Parameswaran Hari, MD, MRCP, the Armand J. Quick/William F. Stapp Professor of Hematology, and the chief of the Division of Hematology/Oncology, Department of Medicine, at the Medical College of Wisconsin, shares key considerations for the treatment of patients with relapsed/refractory multiple myeloma.
One of the keys to managing patients with relapsed/refractory myeloma is to understand which agents a patient may have already been exposed to, Hari says. If patients have not responded to these agents, it is important to use a combination of new agents, according to Hari.
In the early relapse setting, several immunomodulatory drug (IMiD)–free regimens, as well as regimens with PI3K inhibitors or monoclonal antibodies. For patients who haven't been exposed to many agents, a monoclonal antibody with a proteosome inhibitor (PI) is preferred, according to Hari; this can include combinations such as daratumumab (Darzalex) plus carfilzomib (Kyprolis) or bortezomib (Velcade), and isatuximab (Sarclisa) plus carfilzomib.
For patients who have received treatment with lenalidomide (Revlimid), a combination of pomalidomide (Pomalyst) with a monoclonal antibody is recommended, Hari adds; this can include combinations such as daratumumab plus pomalidomide or isatuximab plus pomalidomide.
For patients who have been exposed to these agents and are in the penta-refractory setting, selinexor (Xpovio) can also be utilized in a number of combinations with agents that have been previously used, Hari explains.

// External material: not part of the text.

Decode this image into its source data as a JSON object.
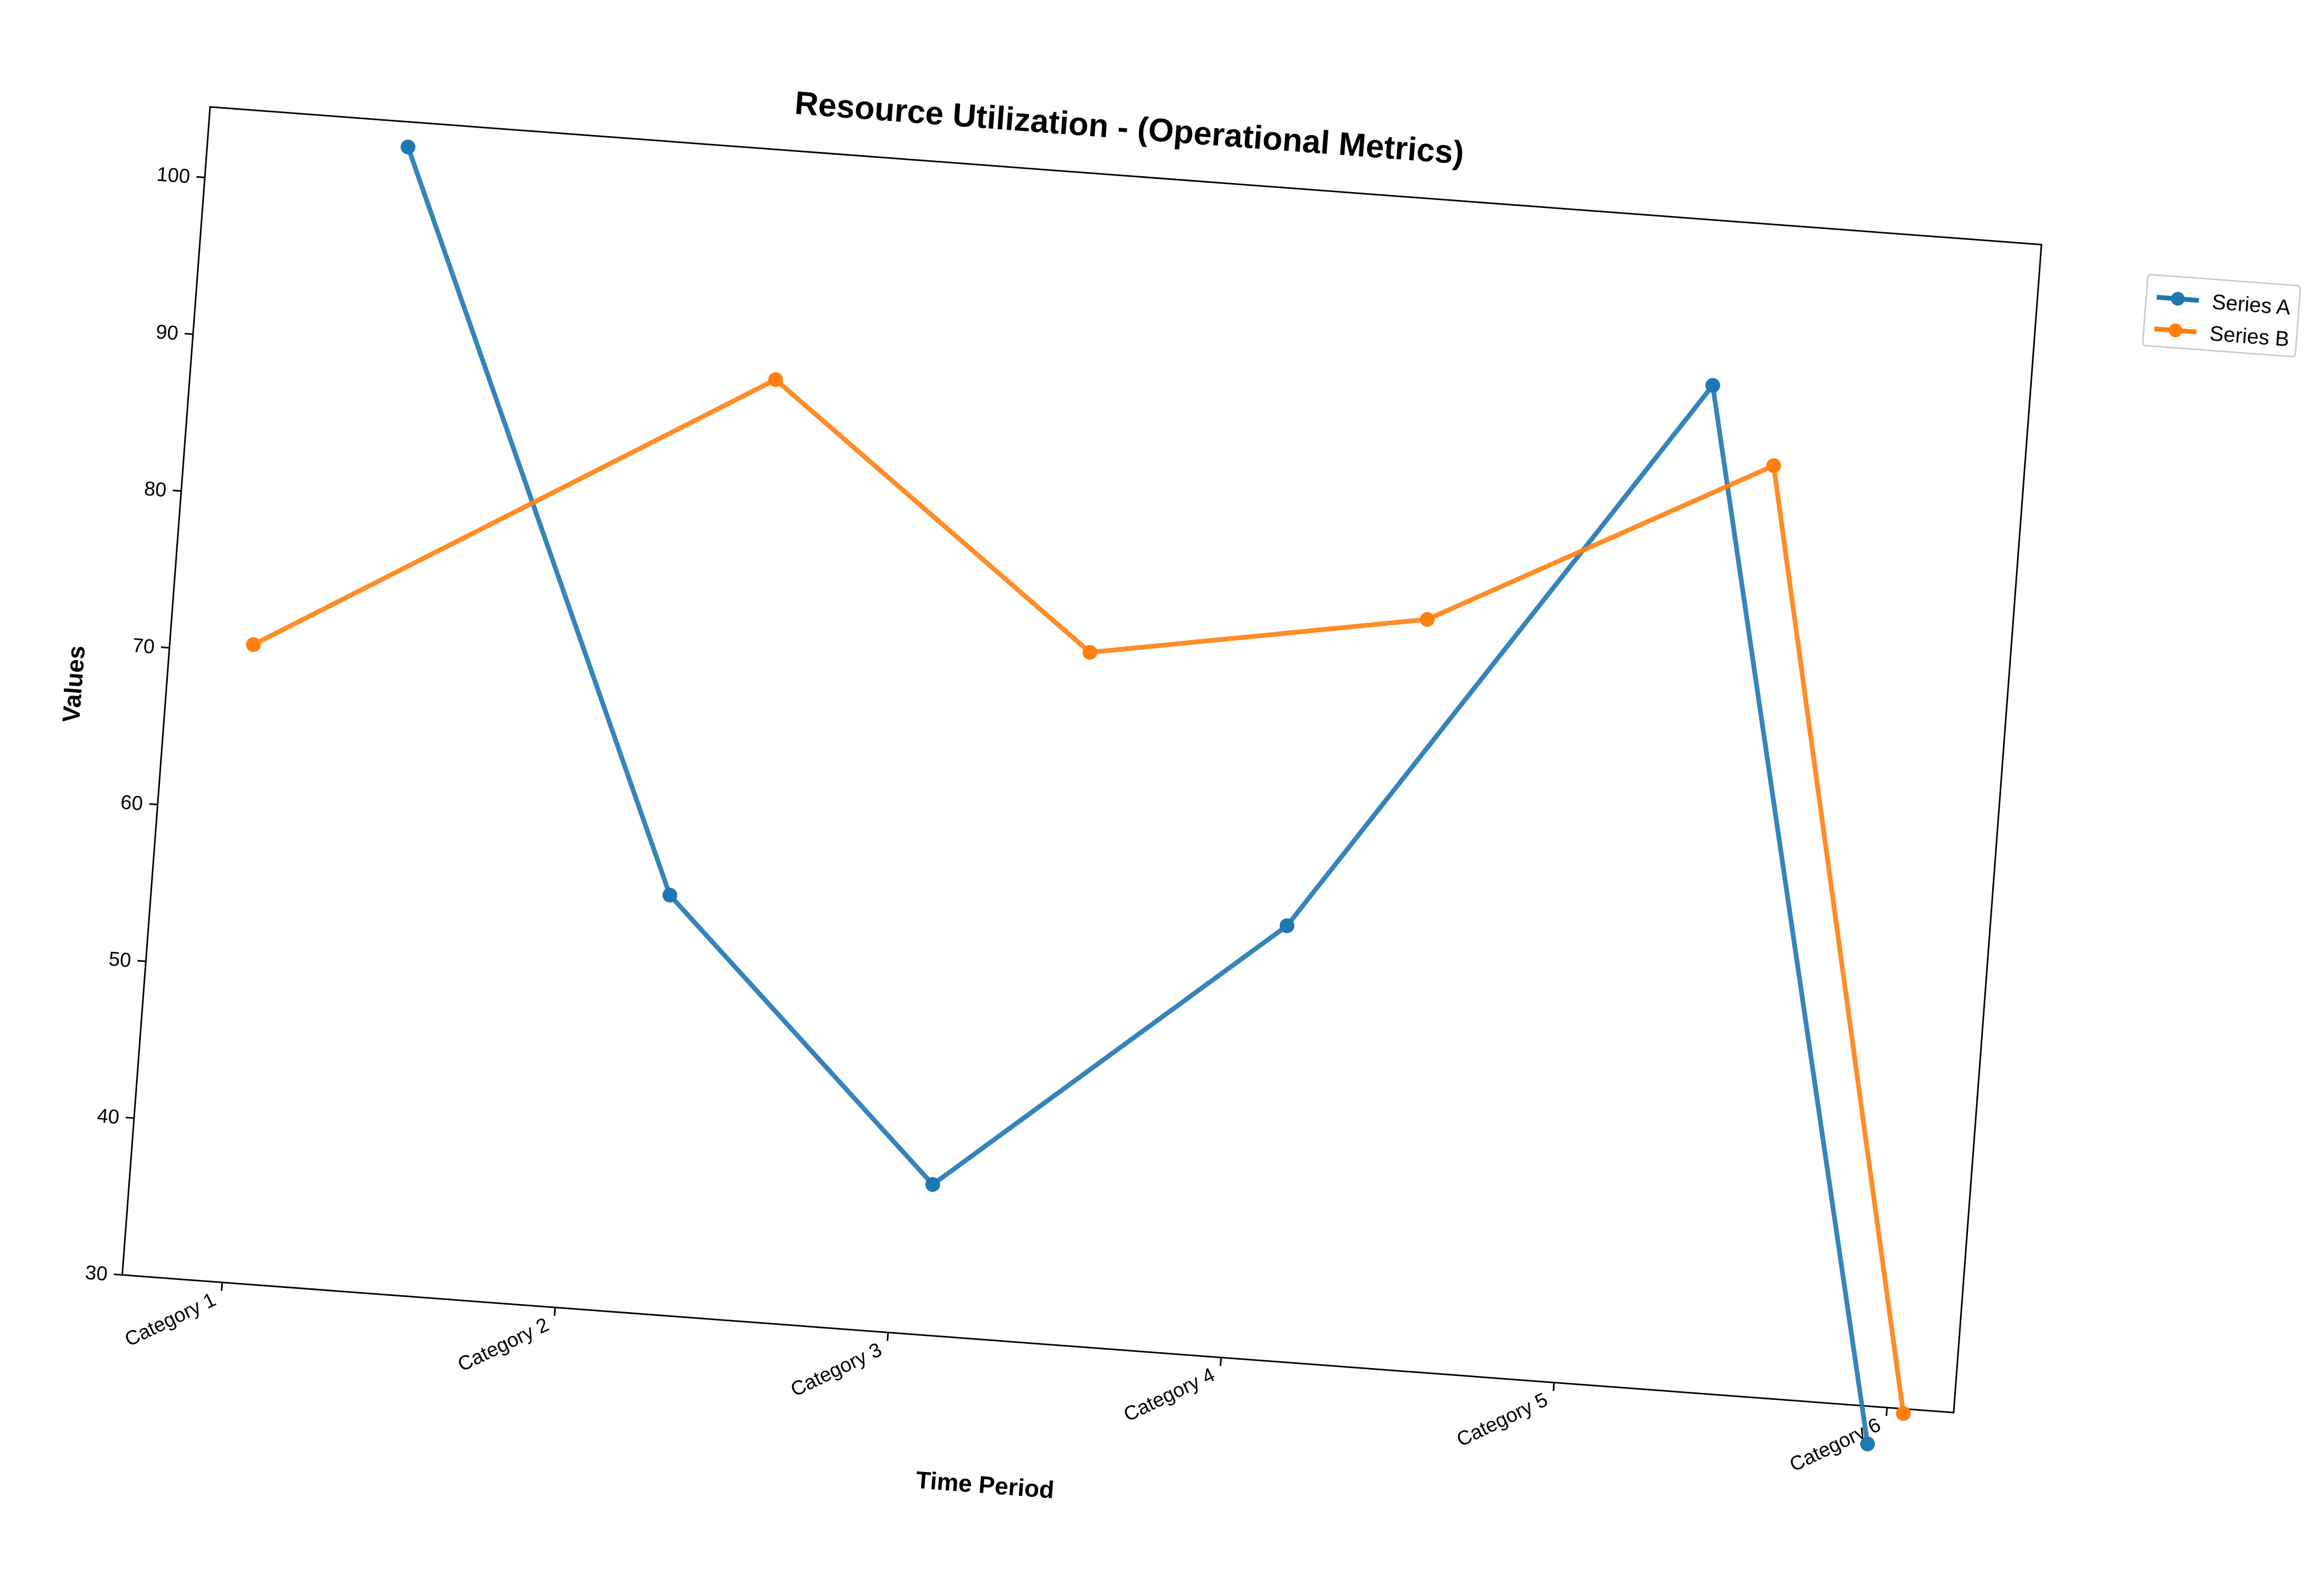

Additionally, belantamab mafodotin-blmf (Blenrep), which was approved by the FDA in August 2020 for use in patients with relapsed/refractory multiple myeloma who have received 4 prior therapies, including an IMiD, a PI, and an anti-CD38 antibody, offers a new treatment strategy. Although it is important to heed toxicities associated with agents such as selinexor and belantamab mafodotin, it's a very exciting time in the field due to the number of emerging agents, Hari concludes.